Target a WER between 5-10% for production-ready sentiment extraction, with each percentage point reduction in WER measurably reducing the rate of meaning-altering transcription errors that invert sentiment scores. Customers report achieving 1-3% WER on conversational audio using our infrastructure, which keeps sentiment misclassification from meaning-altering transcription errors at a minimal rate. See our benchmark methodology for how we evaluate WER, or read our primer on what is WER for background on the metric.
Are customer audio files used for model training?
On Growth and Enterprise plans, customer audio is never used for model training and no opt-out action is required. On the Starter plan, audio can be used for model training by default, so teams handling sensitive call data should evaluate the Growth tier. Our compliance hub documents the data governance controls in detail, and the pricing page lays out how training policy differs across tiers.
How long does sentiment API setup take?
Most teams integrate our API and reach production in under 24 hours using the Python or Node.js SDKs. Our engineers are available directly on Slack for integration support throughout the process. The getting started documentation walks through authentication, sample requests, and SDK installation.

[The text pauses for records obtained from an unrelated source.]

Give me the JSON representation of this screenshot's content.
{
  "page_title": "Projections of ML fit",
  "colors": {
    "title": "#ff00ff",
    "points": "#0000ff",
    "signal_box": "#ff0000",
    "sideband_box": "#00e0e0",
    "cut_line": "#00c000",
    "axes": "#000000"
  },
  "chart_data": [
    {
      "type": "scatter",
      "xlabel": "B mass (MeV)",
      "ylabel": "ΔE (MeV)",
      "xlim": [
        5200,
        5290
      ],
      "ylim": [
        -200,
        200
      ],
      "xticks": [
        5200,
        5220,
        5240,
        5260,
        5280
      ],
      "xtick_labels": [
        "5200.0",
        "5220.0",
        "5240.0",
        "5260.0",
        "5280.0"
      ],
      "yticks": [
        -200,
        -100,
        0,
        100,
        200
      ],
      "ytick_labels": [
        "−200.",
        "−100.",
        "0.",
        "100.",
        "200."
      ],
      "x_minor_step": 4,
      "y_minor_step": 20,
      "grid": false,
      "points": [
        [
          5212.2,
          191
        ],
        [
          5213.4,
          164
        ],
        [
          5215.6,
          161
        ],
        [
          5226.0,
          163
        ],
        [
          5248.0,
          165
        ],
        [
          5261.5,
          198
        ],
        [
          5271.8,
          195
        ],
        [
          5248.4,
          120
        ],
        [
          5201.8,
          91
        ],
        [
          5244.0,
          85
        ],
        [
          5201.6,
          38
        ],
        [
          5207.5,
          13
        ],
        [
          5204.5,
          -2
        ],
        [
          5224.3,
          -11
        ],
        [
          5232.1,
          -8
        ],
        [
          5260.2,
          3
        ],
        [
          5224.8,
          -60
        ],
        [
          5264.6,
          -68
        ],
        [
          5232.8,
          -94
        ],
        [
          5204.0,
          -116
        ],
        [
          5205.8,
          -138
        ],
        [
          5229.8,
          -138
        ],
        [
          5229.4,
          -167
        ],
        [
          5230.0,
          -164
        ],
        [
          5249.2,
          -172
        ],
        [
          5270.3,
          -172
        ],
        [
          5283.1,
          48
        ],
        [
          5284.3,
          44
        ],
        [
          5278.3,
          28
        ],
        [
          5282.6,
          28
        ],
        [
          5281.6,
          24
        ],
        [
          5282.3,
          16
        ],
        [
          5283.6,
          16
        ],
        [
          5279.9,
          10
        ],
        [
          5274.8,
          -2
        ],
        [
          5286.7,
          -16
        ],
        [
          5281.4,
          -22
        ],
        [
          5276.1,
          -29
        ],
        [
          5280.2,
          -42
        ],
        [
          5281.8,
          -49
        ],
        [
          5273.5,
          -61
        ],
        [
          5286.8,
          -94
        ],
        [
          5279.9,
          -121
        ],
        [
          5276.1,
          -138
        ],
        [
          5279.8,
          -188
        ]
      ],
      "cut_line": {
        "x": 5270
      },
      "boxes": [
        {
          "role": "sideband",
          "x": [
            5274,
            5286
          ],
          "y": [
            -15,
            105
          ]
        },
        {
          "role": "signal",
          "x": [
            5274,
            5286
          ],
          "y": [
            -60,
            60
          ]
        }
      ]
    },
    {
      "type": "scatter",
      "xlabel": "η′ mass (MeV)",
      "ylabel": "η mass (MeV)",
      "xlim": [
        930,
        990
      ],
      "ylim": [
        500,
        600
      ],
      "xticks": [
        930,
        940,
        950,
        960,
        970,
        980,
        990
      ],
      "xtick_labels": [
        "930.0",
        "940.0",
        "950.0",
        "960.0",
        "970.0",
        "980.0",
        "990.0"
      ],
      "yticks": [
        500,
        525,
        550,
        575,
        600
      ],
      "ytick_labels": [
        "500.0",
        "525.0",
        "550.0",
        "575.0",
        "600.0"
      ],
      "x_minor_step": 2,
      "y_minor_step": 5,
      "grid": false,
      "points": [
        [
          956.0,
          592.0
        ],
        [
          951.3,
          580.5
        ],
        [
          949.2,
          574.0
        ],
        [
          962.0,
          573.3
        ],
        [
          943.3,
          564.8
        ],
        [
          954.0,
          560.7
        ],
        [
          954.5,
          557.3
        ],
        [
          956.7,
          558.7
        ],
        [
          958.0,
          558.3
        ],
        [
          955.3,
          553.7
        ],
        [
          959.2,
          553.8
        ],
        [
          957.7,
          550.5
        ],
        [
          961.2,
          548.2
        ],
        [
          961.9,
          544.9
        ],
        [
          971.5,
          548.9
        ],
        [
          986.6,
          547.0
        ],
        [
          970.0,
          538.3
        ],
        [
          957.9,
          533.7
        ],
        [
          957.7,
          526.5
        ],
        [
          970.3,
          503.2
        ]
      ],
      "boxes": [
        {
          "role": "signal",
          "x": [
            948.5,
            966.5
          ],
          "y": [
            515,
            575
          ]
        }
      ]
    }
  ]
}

Can I get live call sentiment insights?
Yes. Our real-time transcription runs at approximately 300ms STT latency, and sentiment labels can be returned for transcribed utterances, supporting agent-assist and supervisor flagging workflows. Post-call async processing provides deeper analysis with full diarization for comprehensive QA and coaching workflows. See the live STT audio intelligence docs for implementation details, or the CCaaS use case for how this fits into contact center workflows.
Key terms glossary
Word error rate (WER): The percentage of words in a transcript that differ from the reference, calculated as substitutions plus deletions plus insertions divided by total reference words. In sentiment analysis, meaning-altering errors matter far more than phonetically similar substitutions.
Diarization: The process of segmenting an audio recording into speaker-attributed tracks, answering "who spoke when." In our pipeline, diarization is powered by pyannoteAI Precision-2 and is available in async workflows only, where full-context processing enables accurate speaker embedding across the entire conversation.
Code-switching: The practice of alternating between two or more languages within a single conversation or utterance, common in multilingual contact center environments. When STT fails to detect a language switch, the transcript garbles the affected segment and downstream sentiment scoring produces unreliable results.
Voice of the Customer (VoC): The systematic capture of customer expectations, preferences, and emotional responses across interactions, typically analyzed through text analytics and sentiment scoring to inform product and service decisions at scale.